Cornell president dies of cancer
Cornell University president Elizabeth Garrett, the first woman to lead the Ivy League school in upstate New York, died Sunday of cancer less than a year after starting in the position, the university announced. She was 52. Garrett had been undergoing treatment for colon cancer. She disclosed the diagnosis to the campus community on Feb. 8. "There are few words to express the enormity of this loss," Robert Harrison, chairman of Cornell's board of trustees, said Monday. Garrett came to Cornell after serving as provost at the University of Southern California. Cornell's 13th president, she was one of four women at the helm of the eight Ivy League schools. The others are Christina Paxson of Brown University, Drew Gilpin Faust of Harvard University and Amy Gutmann of the University of Pennsylvania.

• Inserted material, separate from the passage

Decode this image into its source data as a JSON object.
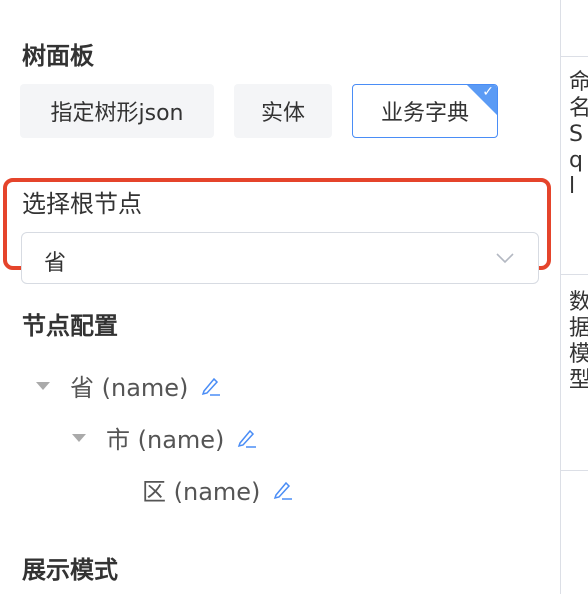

Student loses visa over Trump threat
An Egyptian student in California has agreed to return to Cairo after he wrote a threatening comment on Facebook about Donald Trump that drew the attention of the Secret Service and led to the cancellation of his student visa, according to law enforcement officials and his lawyer. The student, Emadeldin Elsayed, 23, posted an article on Facebook last month about Trump's proposal to bar Muslims from entering the United States. "I literally don't mind taking a lifetime sentence in jail for killing this guy, I would actually be doing the whole world a favor," he wrote, said his lawyer, Hani Bushra. After the Secret Service investigated, Elsayed was expelled from flight school, which made him ineligible to study on a visa, even though he was not charged.